De paso denunciar que el tema del Spam o detector de Spam de OVH está causando problemas ya que casi siempre son falsos positivos y esto perjudica , si no funciona y causa problemas retiren este temita del puerto 25 y su bloqueo de una vez , saludos

Samael
13/05/2014, 17:37
Si esos ataques también son a otras redes y toman la misma decisión de bloquear los rangos enteros de OVH muchos estaremos con problemas cuando nuestros servidores se quieran comunicar con ellos en una transacción real, de verdad eso puede ser perjudicial, si OVH no hace algo para parar eso estaremos todos un día de estos con todo capado.

deimos81
13/05/2014, 08:00
Yo sufro a diario ataques desde ovh, ya estoy empezando a bloquear rangos enteros... dudo que ningún cliente navegue desde sus servidores dedicados para visitar mis webs.

azazels
12/05/2014, 09:18
yo tambien llevo varios "ataques" desde IPs de OVH/kimsufi.
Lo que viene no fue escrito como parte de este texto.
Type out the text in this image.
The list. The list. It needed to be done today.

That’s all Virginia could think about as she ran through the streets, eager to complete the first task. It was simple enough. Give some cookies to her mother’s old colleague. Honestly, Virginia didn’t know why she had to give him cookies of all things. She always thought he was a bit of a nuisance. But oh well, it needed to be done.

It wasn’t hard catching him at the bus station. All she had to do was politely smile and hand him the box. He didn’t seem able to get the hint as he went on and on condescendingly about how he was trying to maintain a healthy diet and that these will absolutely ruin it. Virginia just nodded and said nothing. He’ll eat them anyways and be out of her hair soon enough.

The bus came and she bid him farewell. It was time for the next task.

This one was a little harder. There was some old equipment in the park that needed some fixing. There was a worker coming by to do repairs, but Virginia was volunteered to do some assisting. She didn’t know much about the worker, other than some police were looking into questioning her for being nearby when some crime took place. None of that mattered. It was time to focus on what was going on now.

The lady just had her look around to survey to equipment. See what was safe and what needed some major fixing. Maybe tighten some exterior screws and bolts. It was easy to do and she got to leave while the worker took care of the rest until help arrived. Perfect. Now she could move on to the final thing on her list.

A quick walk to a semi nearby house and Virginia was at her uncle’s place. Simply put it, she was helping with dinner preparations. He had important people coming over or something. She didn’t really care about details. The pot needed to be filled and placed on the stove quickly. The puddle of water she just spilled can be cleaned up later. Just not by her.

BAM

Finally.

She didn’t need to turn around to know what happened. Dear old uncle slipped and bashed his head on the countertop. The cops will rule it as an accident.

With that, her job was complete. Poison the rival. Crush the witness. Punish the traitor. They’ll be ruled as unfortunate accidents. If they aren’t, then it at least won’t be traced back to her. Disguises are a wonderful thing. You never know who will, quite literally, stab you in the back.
acabo de mandar un email con log a soporte a ver si les ayuda...

kennysamuerto
11/05/2014, 23:46
Cita Publicado inicialmente por Samael
Vale Kenny como siempre mis server los saco con lo básico no sabía eso, pero el que no sabe y no te llega a leer se come en que es OVH el que está dando ese ataque, es de seguro que no fui el único que lo recibió.

Saludos...
Si, ojo, si lo entiendo perfectamente que se pueda pensar que es de OVH el servidor. Solo era para, que a modo de informacion, supierais que se trata en realidad de su distro.

Saludos!

Samael
09/05/2014, 19:03
Hoy tengo respuesta del correo enviado con asunto #Reporte Log para Adrian Gonzalez.
Estimado cliente,
Le informamos que nuestro compañero Adrían no se encuentra en estos momentos disponible, rogamos por favor nos detalle el motivo de su comunicado para poder ayudarle.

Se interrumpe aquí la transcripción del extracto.